If any of you reading this have small children (and I know at least one of you does), I offer you a free response to the complaint, "This science stuff is so boring/stupid/hard. Why do I even need to know it, anyway?":
You want a big house with a big yard, right? Then you are going to need a riding lawn mower. When that riding mower gets stuck on top of a log with its wheels spinning in the air and you're home alone with no one to help you get the tractor down, you'll be glad for science.
We'll gloss over exactly how I got myself into this situation, as that was one of the least entertaining parts of my day. We'll just start with me and the riding mower five feet from the barn door with the right set of tractor wheels suspended a good six inches above the ground, owing to a chunk of firewood lodged firmly under the mower deck. A half hour of yanking and shoving were getting me nowhere. I could get the tractor tipped over far enough that it was no longer resting on the log; however, that took all available limbs, leaving nothing left to remove the offending piece of wood. I could shove the tractor back and forth a little, but that really only pivoted it around the log. I even tried to dig under the log, only to find that a previous owner of the house had at one point laid something asphalt-like by the barn entrance that had since been covered by about 3/4 inch of dirt. Obviously, brute force was not solving this problem. I could wait for Elie to get home, but the last thing I imagine he wants to do after a day at the office is heave lawn equipment. Also, he might ask questions I couldn't answer, such as "Why is our lawn mower on top of a log?"

Wait a second, I said to myself as I tried to heave the tractor up by another angle. You may be a borderline-unemployable housewife, but you're smarter than this. I always talk to myself in the second person.

This is where that science comes in. The lever is one of the six simple machines (the others are wheel and axle, inclined plane, screw, wedge, and pulley). I may not have been thinking torque equations, but I did finally remember that if you wedge a 2x4 under the tractor and over a log, you can lift the lawn tractor up with a minimal effort, while maintaining an angle that allows one to remove the obstruction under the tractor.

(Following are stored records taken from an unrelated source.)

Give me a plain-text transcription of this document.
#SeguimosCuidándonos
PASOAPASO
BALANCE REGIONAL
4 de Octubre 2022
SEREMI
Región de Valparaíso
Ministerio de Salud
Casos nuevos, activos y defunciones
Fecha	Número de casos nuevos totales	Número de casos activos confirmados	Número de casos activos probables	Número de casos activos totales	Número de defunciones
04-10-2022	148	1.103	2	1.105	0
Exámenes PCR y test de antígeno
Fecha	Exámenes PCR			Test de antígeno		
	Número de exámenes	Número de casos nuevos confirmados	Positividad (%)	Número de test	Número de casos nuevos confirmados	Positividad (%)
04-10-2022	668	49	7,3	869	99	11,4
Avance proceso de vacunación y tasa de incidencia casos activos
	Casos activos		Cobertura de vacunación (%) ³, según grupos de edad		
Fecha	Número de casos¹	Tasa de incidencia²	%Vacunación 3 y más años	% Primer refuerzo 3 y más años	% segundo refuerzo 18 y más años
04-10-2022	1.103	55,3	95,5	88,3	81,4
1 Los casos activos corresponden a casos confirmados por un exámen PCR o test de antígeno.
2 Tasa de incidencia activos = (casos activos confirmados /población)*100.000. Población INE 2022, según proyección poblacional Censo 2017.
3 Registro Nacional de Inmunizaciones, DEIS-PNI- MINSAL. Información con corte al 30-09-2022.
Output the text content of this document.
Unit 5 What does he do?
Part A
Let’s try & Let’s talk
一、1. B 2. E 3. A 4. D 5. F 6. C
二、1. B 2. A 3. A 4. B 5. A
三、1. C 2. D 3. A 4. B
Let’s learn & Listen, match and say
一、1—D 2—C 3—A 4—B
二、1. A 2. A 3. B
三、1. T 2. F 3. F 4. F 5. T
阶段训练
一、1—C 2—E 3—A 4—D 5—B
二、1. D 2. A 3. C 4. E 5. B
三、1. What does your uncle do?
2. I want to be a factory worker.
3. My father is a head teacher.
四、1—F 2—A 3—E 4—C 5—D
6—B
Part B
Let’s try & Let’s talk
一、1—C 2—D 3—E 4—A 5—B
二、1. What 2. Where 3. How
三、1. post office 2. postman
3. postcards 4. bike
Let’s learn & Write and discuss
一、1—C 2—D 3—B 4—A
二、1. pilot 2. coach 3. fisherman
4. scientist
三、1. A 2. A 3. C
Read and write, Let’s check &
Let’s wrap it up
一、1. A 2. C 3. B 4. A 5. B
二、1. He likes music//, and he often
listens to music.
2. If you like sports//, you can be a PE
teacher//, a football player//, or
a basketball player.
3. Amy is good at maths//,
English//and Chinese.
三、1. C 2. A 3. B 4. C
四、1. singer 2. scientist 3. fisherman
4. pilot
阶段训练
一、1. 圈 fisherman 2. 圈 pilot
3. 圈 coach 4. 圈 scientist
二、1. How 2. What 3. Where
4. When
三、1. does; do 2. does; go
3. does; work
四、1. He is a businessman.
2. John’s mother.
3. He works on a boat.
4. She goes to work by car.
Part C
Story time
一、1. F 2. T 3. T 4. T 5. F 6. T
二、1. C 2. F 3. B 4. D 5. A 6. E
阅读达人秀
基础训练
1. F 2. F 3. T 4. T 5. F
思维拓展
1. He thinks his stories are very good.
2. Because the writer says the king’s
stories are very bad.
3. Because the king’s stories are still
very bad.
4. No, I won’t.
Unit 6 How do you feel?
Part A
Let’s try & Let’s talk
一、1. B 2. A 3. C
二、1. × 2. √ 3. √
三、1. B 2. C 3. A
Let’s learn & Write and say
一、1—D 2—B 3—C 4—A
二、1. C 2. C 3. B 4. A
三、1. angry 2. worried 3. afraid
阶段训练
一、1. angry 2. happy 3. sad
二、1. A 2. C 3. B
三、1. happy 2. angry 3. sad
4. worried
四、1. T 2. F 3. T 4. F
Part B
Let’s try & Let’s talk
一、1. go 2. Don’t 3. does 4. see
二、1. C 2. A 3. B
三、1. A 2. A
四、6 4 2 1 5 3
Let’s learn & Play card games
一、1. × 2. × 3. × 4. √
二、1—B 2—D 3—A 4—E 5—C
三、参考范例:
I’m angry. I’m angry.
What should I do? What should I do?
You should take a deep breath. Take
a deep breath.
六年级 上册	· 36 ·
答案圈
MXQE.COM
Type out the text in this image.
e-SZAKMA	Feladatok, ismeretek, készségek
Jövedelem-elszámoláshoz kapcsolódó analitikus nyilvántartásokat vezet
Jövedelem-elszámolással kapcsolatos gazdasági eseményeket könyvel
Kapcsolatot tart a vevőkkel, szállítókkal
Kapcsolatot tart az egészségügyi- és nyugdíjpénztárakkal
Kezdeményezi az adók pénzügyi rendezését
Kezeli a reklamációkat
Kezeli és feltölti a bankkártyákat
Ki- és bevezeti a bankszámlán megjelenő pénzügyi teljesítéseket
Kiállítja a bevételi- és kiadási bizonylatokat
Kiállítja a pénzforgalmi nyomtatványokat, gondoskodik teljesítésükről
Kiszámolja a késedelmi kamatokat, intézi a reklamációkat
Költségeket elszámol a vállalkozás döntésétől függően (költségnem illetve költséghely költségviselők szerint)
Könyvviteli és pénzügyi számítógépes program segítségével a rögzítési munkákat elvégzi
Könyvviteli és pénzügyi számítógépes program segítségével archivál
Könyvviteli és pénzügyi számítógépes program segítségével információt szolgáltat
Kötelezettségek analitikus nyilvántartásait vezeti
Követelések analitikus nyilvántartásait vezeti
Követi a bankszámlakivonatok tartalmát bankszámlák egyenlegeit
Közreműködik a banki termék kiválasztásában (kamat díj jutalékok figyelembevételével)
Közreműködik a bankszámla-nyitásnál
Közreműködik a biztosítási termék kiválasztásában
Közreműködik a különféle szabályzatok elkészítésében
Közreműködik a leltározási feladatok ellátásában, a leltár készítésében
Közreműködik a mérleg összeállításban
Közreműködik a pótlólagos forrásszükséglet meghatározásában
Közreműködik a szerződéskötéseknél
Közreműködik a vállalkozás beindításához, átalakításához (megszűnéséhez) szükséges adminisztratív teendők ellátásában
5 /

Then, of course, I got the tractor wedged on the lever, having placed the fulcrum a little too close to the load. Maybe I should have been thinking about torque equations after all.

2 comments:

Anonymous said...

Why was our lawn mower on top of a log? ---Emp. Peng.

Anonymous said...

Oh, Janet! What is it with you and riding tractors getting stuck? Remember the root you got stuck on years before? Look out toaster and oven, you are next! For all the others with non-enthused little scientists, just mix up some flubber or pud or a kitchen volcano to change their tune. No need to go sticking a tractor on something. --Ann O. P.S. Did you check your blades for damage and balance after your dilema?